Evaluate against the future commercial landscape not the present or past
In certain cases, the solutions offered by in-house teams or existing vendors may be adequate for your product. However, where this falls short, fully optimised solutions may be required to meet future market conditions significantly different from those that have prevailed in the past. The development risk in terms of financial cost is borne by the project owner, not the supplier. There is also an opportunity cost associated with the project should it fail, where other projects might have been successful. Failure can be fatal for the project with dire consequences for the product owner, especially when there is insufficient time and budget to try an alternative. Additionally, once the development of one manufacturing solution has started for regulatory purposes, it is incredibly disruptive and potentially costly to alter the approach. Late-stage changes may require new clinical trials, bridging studies and regulatory approval approaches. In other words, the costs and implications of making the incorrect selection of expression system might not be realised until it is too late.

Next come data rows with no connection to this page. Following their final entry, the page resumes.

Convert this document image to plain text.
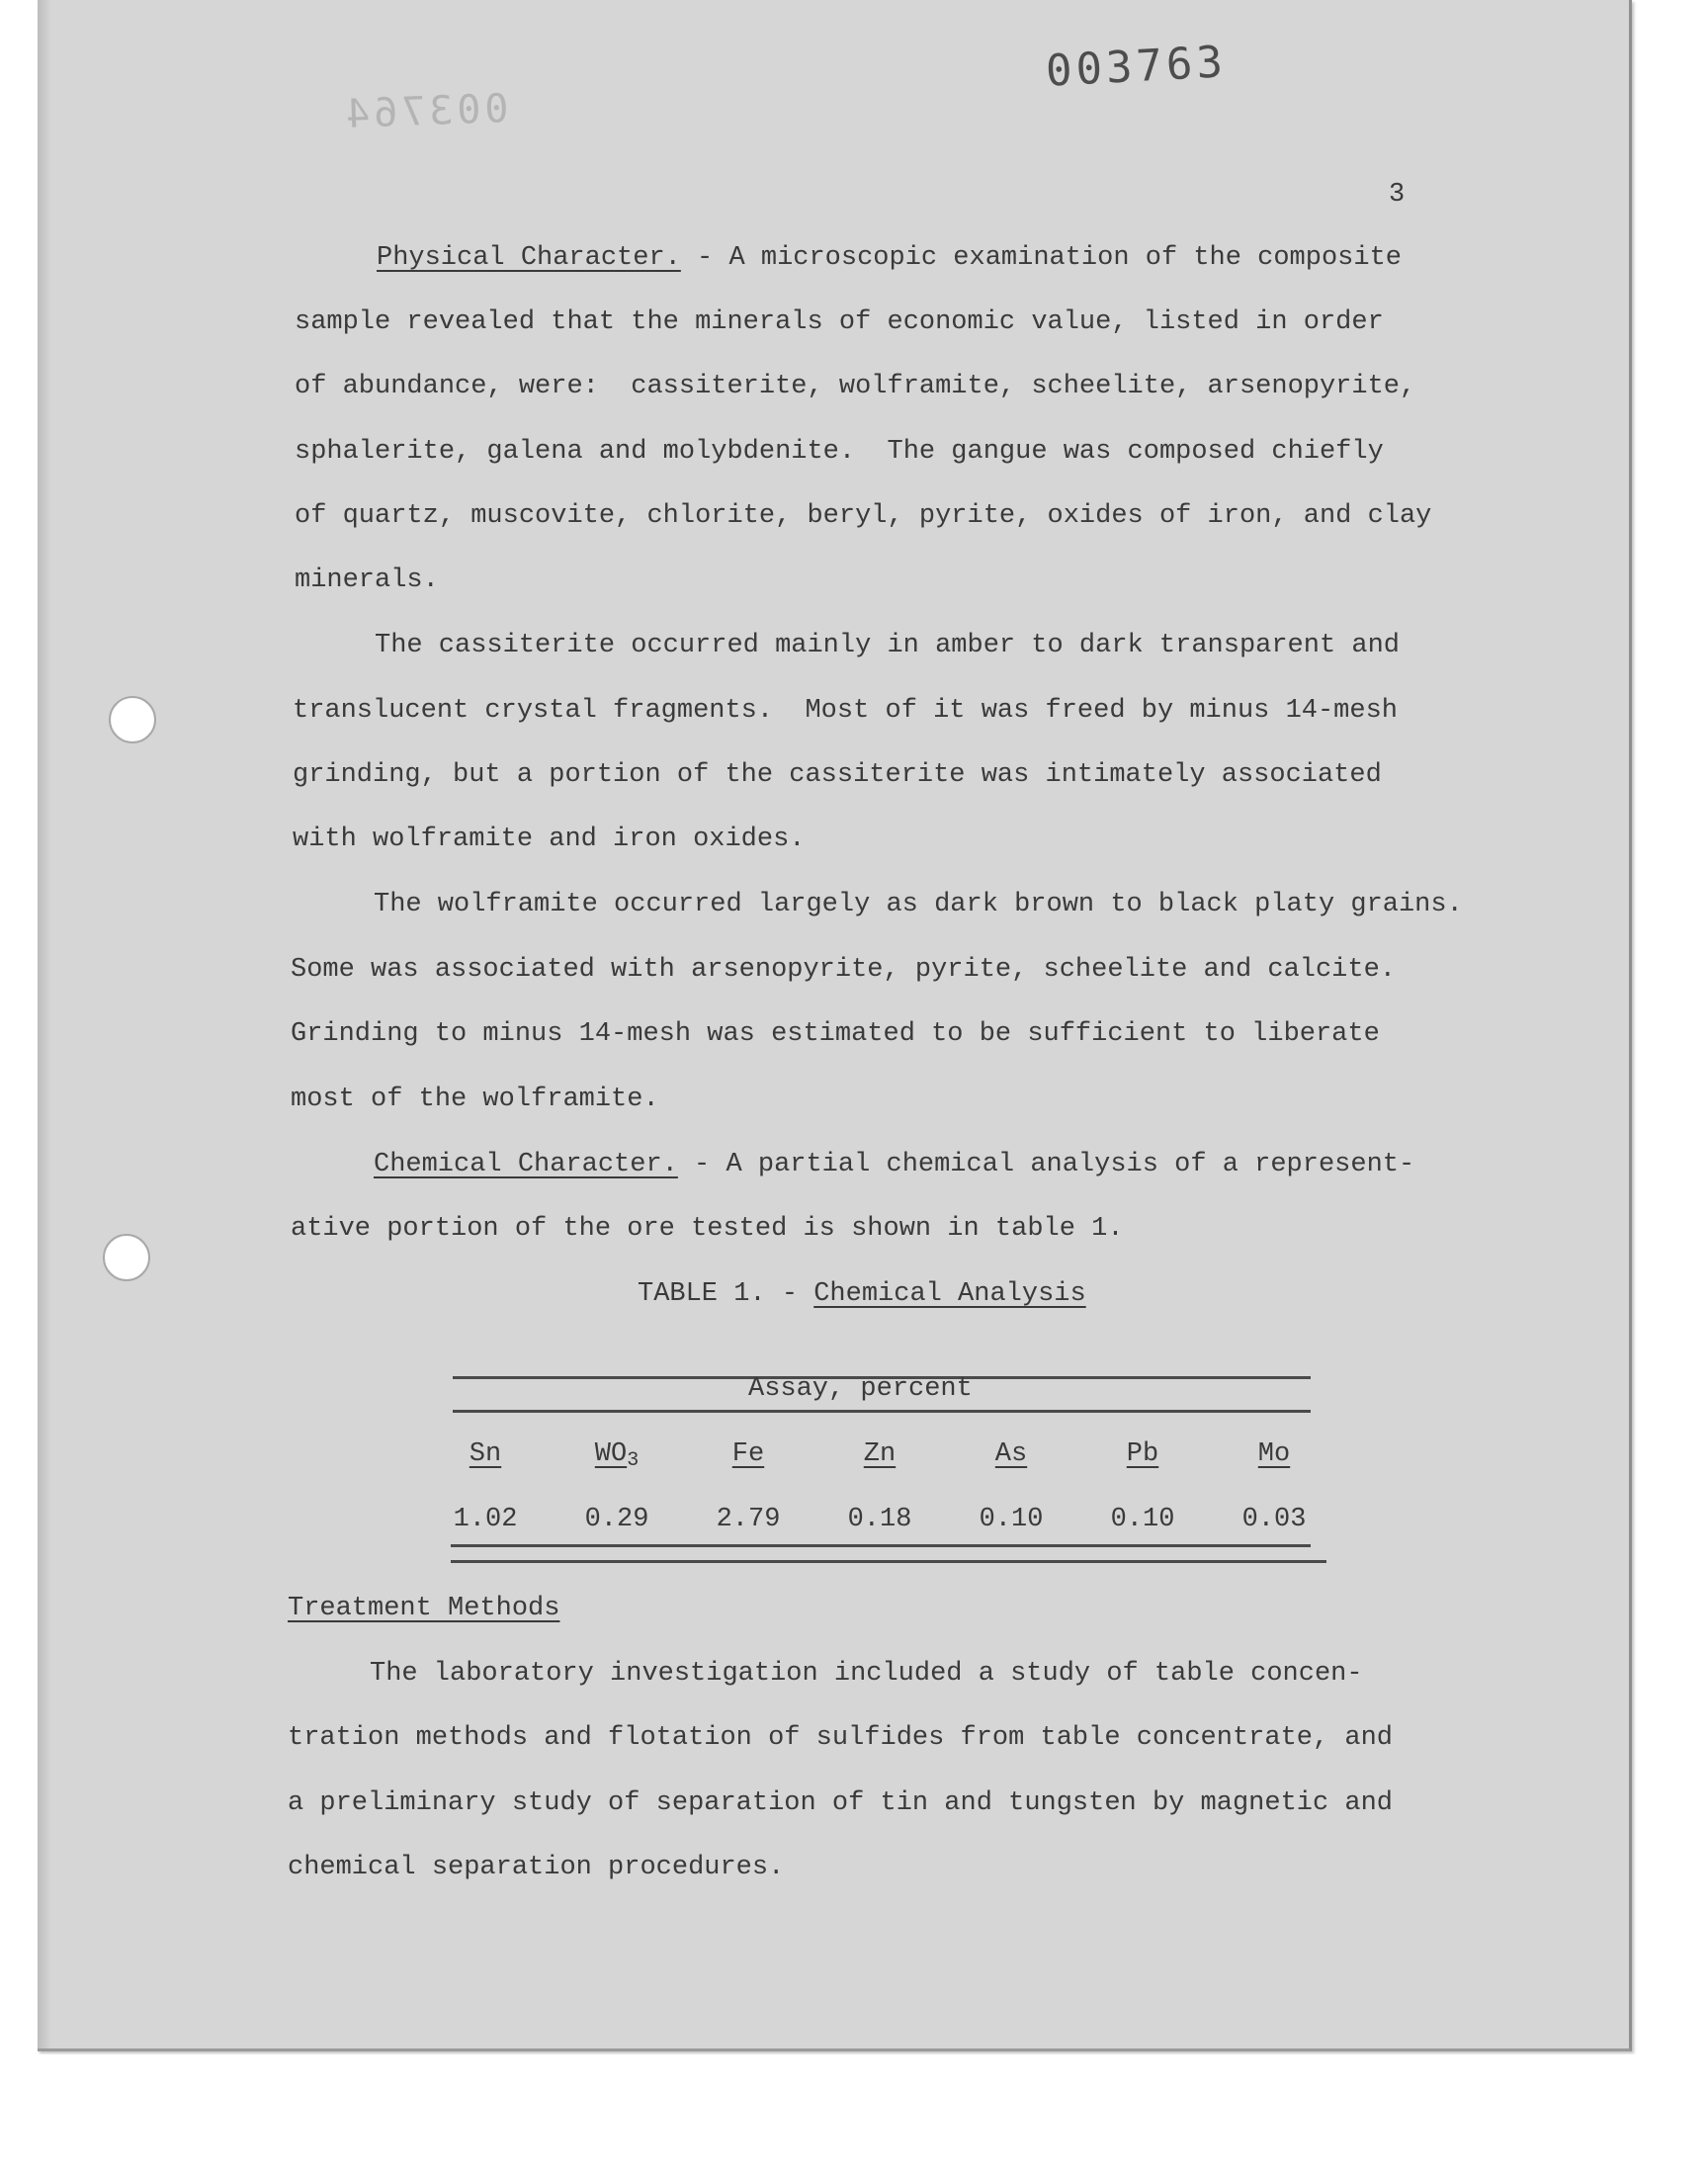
003763
003764
3
Physical Character. - A microscopic examination of the composite
sample revealed that the minerals of economic value, listed in order
of abundance, were:  cassiterite, wolframite, scheelite, arsenopyrite,
sphalerite, galena and molybdenite.  The gangue was composed chiefly
of quartz, muscovite, chlorite, beryl, pyrite, oxides of iron, and clay
minerals.
The cassiterite occurred mainly in amber to dark transparent and
translucent crystal fragments.  Most of it was freed by minus 14-mesh
grinding, but a portion of the cassiterite was intimately associated
with wolframite and iron oxides.
The wolframite occurred largely as dark brown to black platy grains.
Some was associated with arsenopyrite, pyrite, scheelite and calcite.
Grinding to minus 14-mesh was estimated to be sufficient to liberate
most of the wolframite.
Chemical Character. - A partial chemical analysis of a represent-
ative portion of the ore tested is shown in table 1.
TABLE 1. - Chemical Analysis
Assay, percent
Sn
1.02
$WO_3$
0.29
Fe
2.79
Zn
0.18
As
0.10
Pb
0.10
Mo
0.03
Treatment Methods
The laboratory investigation included a study of table concen-
tration methods and flotation of sulfides from table concentrate, and
a preliminary study of separation of tin and tungsten by magnetic and
chemical separation procedures.
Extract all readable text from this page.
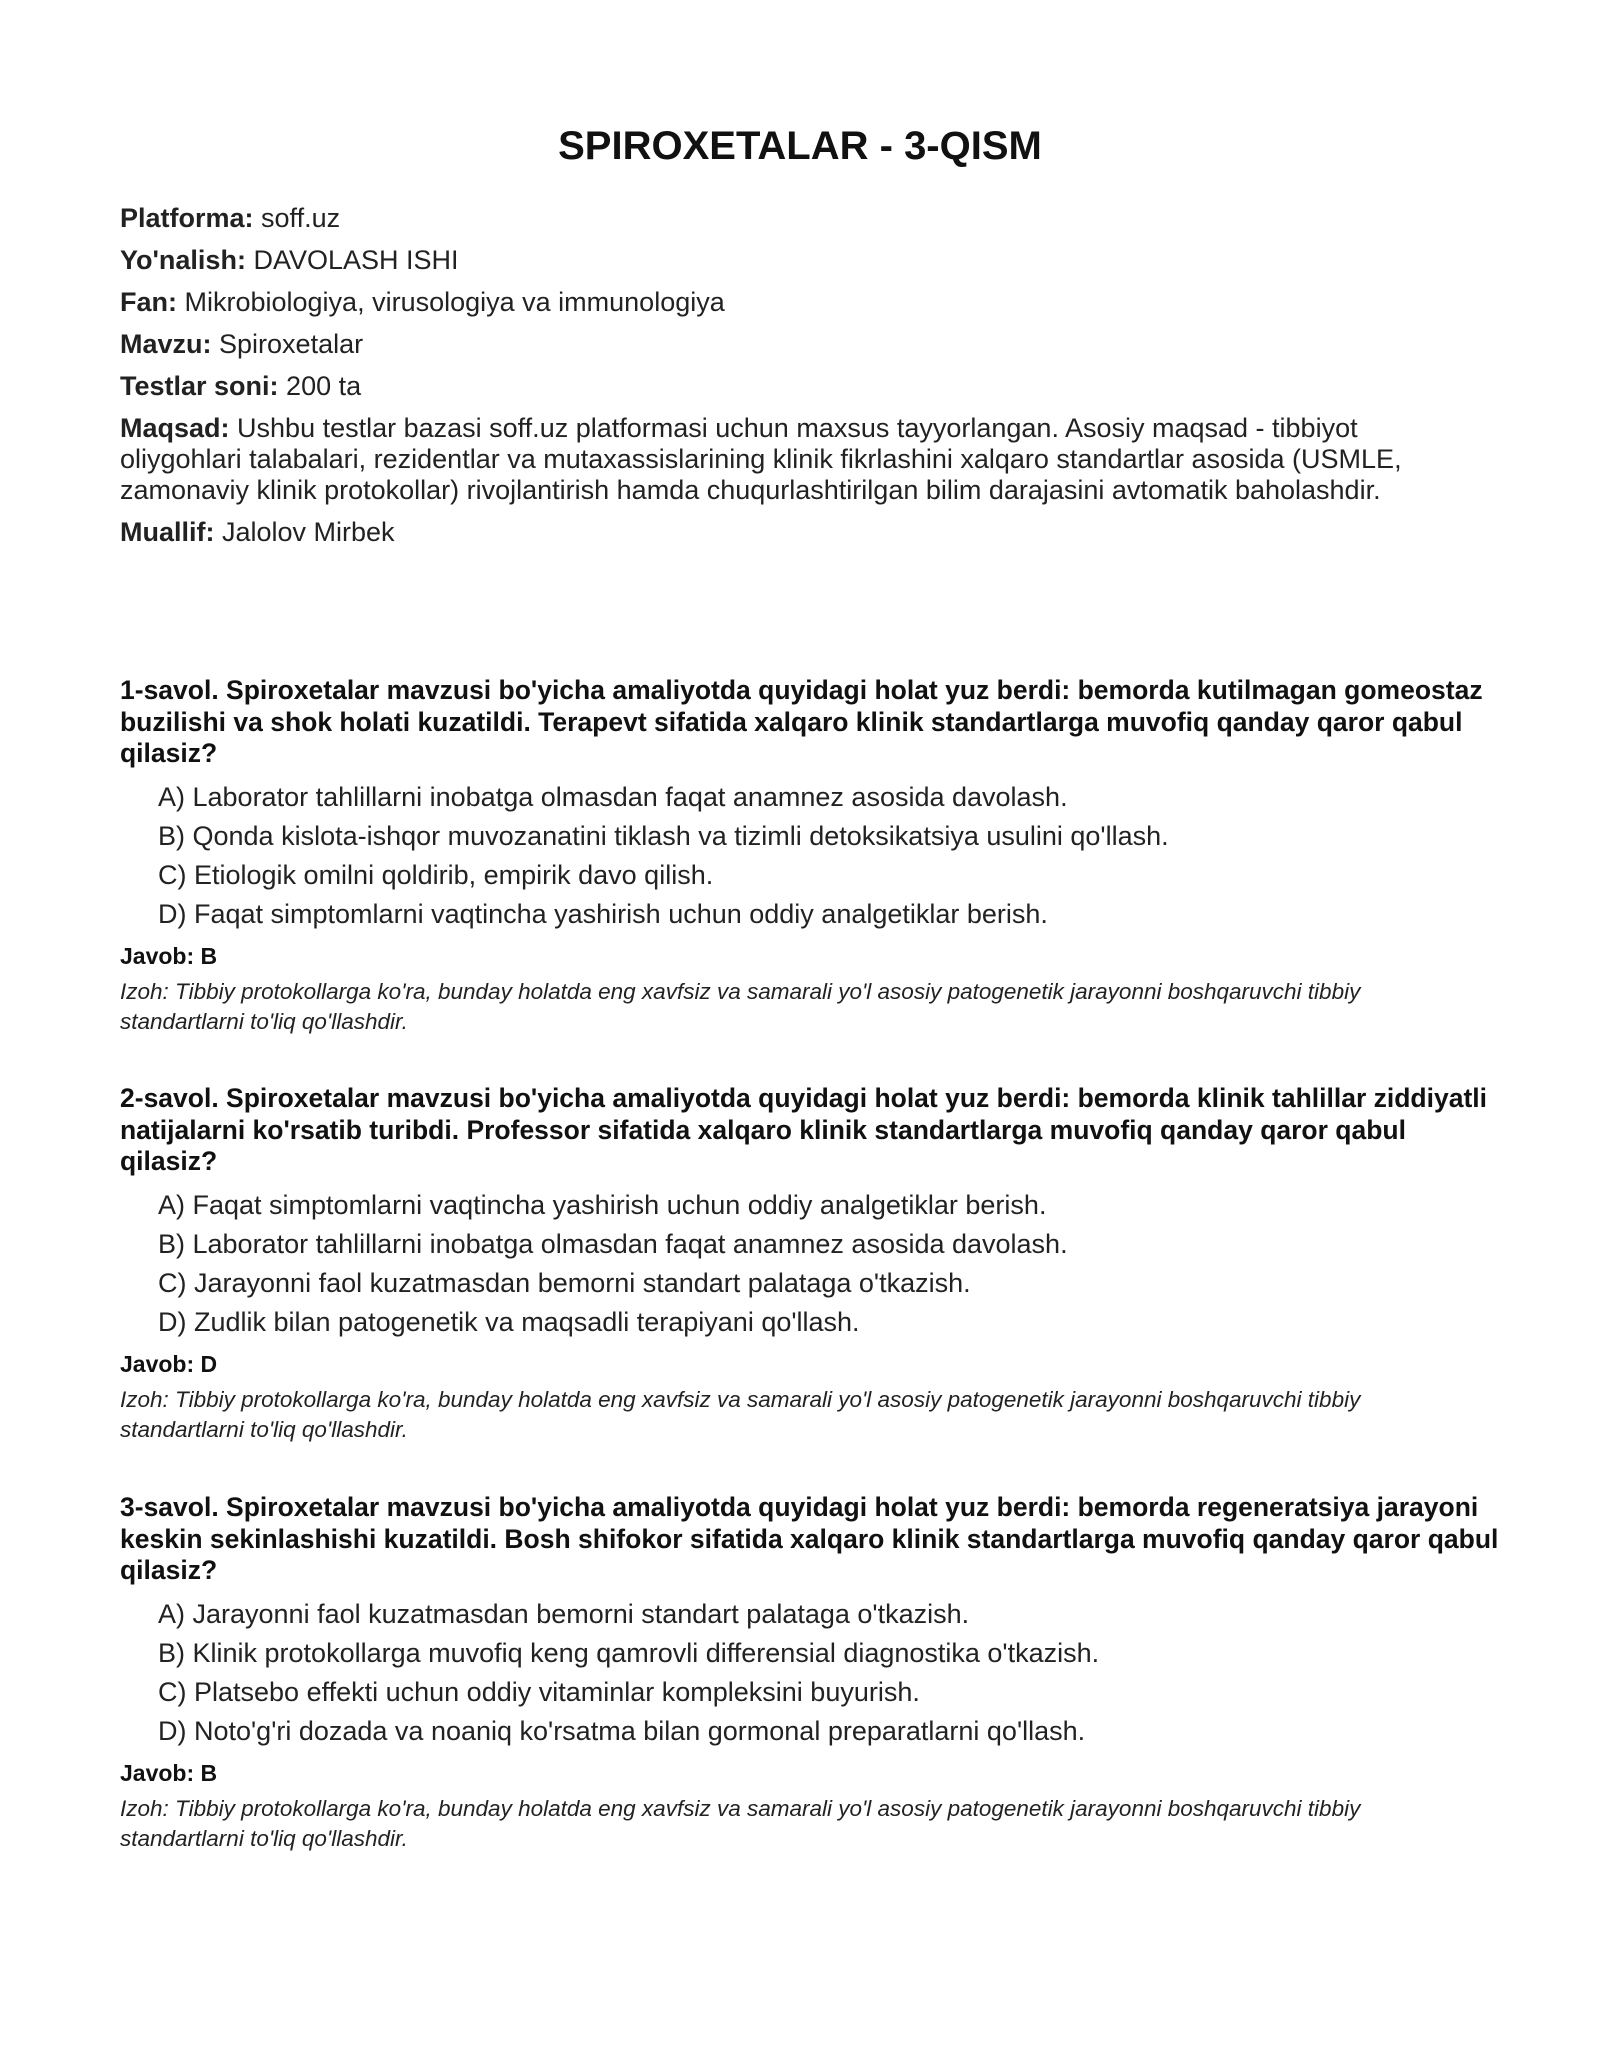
SPIROXETALAR - 3-QISM

Platforma: soff.uz

Yo'nalish: DAVOLASH ISHI

Fan: Mikrobiologiya, virusologiya va immunologiya

Mavzu: Spiroxetalar

Testlar soni: 200 ta

Maqsad: Ushbu testlar bazasi soff.uz platformasi uchun maxsus tayyorlangan. Asosiy maqsad - tibbiyot oliygohlari talabalari, rezidentlar va mutaxassislarining klinik fikrlashini xalqaro standartlar asosida (USMLE, zamonaviy klinik protokollar) rivojlantirish hamda chuqurlashtirilgan bilim darajasini avtomatik baholashdir.

Muallif: Jalolov Mirbek

1-savol. Spiroxetalar mavzusi bo'yicha amaliyotda quyidagi holat yuz berdi: bemorda kutilmagan gomeostaz buzilishi va shok holati kuzatildi. Terapevt sifatida xalqaro klinik standartlarga muvofiq qanday qaror qabul qilasiz?

A) Laborator tahlillarni inobatga olmasdan faqat anamnez asosida davolash.

B) Qonda kislota-ishqor muvozanatini tiklash va tizimli detoksikatsiya usulini qo'llash.

C) Etiologik omilni qoldirib, empirik davo qilish.

D) Faqat simptomlarni vaqtincha yashirish uchun oddiy analgetiklar berish.

Javob: B

Izoh: Tibbiy protokollarga ko'ra, bunday holatda eng xavfsiz va samarali yo'l asosiy patogenetik jarayonni boshqaruvchi tibbiy standartlarni to'liq qo'llashdir.

2-savol. Spiroxetalar mavzusi bo'yicha amaliyotda quyidagi holat yuz berdi: bemorda klinik tahlillar ziddiyatli natijalarni ko'rsatib turibdi. Professor sifatida xalqaro klinik standartlarga muvofiq qanday qaror qabul qilasiz?

A) Faqat simptomlarni vaqtincha yashirish uchun oddiy analgetiklar berish.

B) Laborator tahlillarni inobatga olmasdan faqat anamnez asosida davolash.

C) Jarayonni faol kuzatmasdan bemorni standart palataga o'tkazish.

D) Zudlik bilan patogenetik va maqsadli terapiyani qo'llash.

Javob: D

Izoh: Tibbiy protokollarga ko'ra, bunday holatda eng xavfsiz va samarali yo'l asosiy patogenetik jarayonni boshqaruvchi tibbiy standartlarni to'liq qo'llashdir.

3-savol. Spiroxetalar mavzusi bo'yicha amaliyotda quyidagi holat yuz berdi: bemorda regeneratsiya jarayoni keskin sekinlashishi kuzatildi. Bosh shifokor sifatida xalqaro klinik standartlarga muvofiq qanday qaror qabul qilasiz?

A) Jarayonni faol kuzatmasdan bemorni standart palataga o'tkazish.

B) Klinik protokollarga muvofiq keng qamrovli differensial diagnostika o'tkazish.

C) Platsebo effekti uchun oddiy vitaminlar kompleksini buyurish.

D) Noto'g'ri dozada va noaniq ko'rsatma bilan gormonal preparatlarni qo'llash.

Javob: B

Izoh: Tibbiy protokollarga ko'ra, bunday holatda eng xavfsiz va samarali yo'l asosiy patogenetik jarayonni boshqaruvchi tibbiy standartlarni to'liq qo'llashdir.
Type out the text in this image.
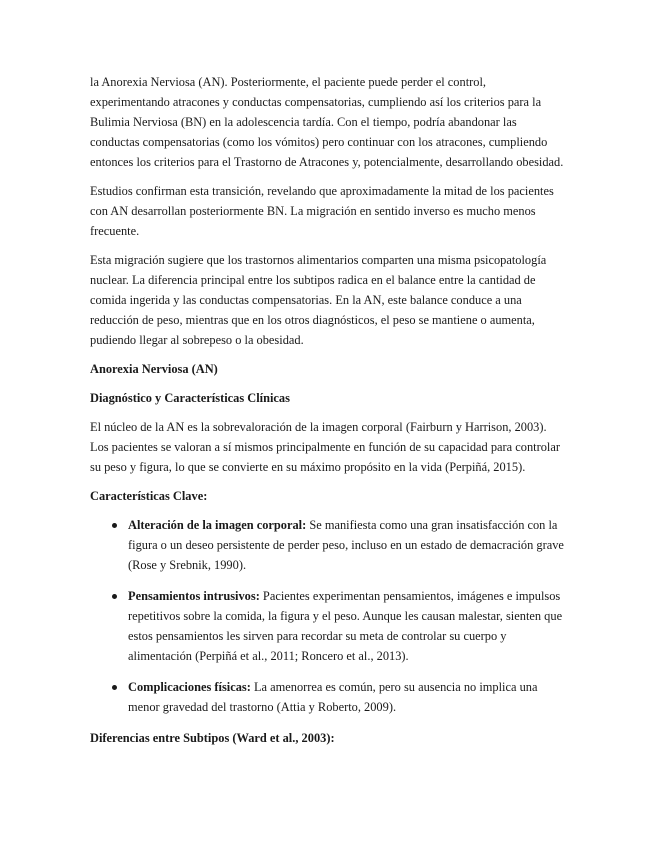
la Anorexia Nerviosa (AN). Posteriormente, el paciente puede perder el control, experimentando atracones y conductas compensatorias, cumpliendo así los criterios para la Bulimia Nerviosa (BN) en la adolescencia tardía. Con el tiempo, podría abandonar las conductas compensatorias (como los vómitos) pero continuar con los atracones, cumpliendo entonces los criterios para el Trastorno de Atracones y, potencialmente, desarrollando obesidad.

Estudios confirman esta transición, revelando que aproximadamente la mitad de los pacientes con AN desarrollan posteriormente BN. La migración en sentido inverso es mucho menos frecuente.

Esta migración sugiere que los trastornos alimentarios comparten una misma psicopatología nuclear. La diferencia principal entre los subtipos radica en el balance entre la cantidad de comida ingerida y las conductas compensatorias. En la AN, este balance conduce a una reducción de peso, mientras que en los otros diagnósticos, el peso se mantiene o aumenta, pudiendo llegar al sobrepeso o la obesidad.

Anorexia Nerviosa (AN)

Diagnóstico y Características Clínicas

El núcleo de la AN es la sobrevaloración de la imagen corporal (Fairburn y Harrison, 2003). Los pacientes se valoran a sí mismos principalmente en función de su capacidad para controlar su peso y figura, lo que se convierte en su máximo propósito en la vida (Perpiñá, 2015).

Características Clave:

Alteración de la imagen corporal: Se manifiesta como una gran insatisfacción con la figura o un deseo persistente de perder peso, incluso en un estado de demacración grave (Rose y Srebnik, 1990).
Pensamientos intrusivos: Pacientes experimentan pensamientos, imágenes e impulsos repetitivos sobre la comida, la figura y el peso. Aunque les causan malestar, sienten que estos pensamientos les sirven para recordar su meta de controlar su cuerpo y alimentación (Perpiñá et al., 2011; Roncero et al., 2013).
Complicaciones físicas: La amenorrea es común, pero su ausencia no implica una menor gravedad del trastorno (Attia y Roberto, 2009).

Diferencias entre Subtipos (Ward et al., 2003):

The ceiling of genetic engineering
Underlying this is the reality that all the existing solutions, including synthetic biology, are based on genetic engineering approaches. Genetic engineering has inherent limitations for solving the more complex problems associated with bioprocess optimisation that the purveyors of existing solutions are unlikely to highlight and may not be made aware of. These limitations often relate to ceilings on fermentation titre, controlling post-translational modifications, downstream processing efficiency, and scalability. This is especially relevant when the ideal solution requires the optimisation of complex phenotypes controlled by multiple genes, or multiple phenotypes require simultaneous optimisation, and the number of permutations exceeds what can be practically achieved by traditional genetic engineering techniques.
The advent of full genome optimisation technology has removed such limitations for a significant portion of biologics. Therefore, when selecting manufacturing solutions, it needs to be considered whether rival products may deploy such technologies and how the competitive advantages of the resultant products are likely to change the future market landscape.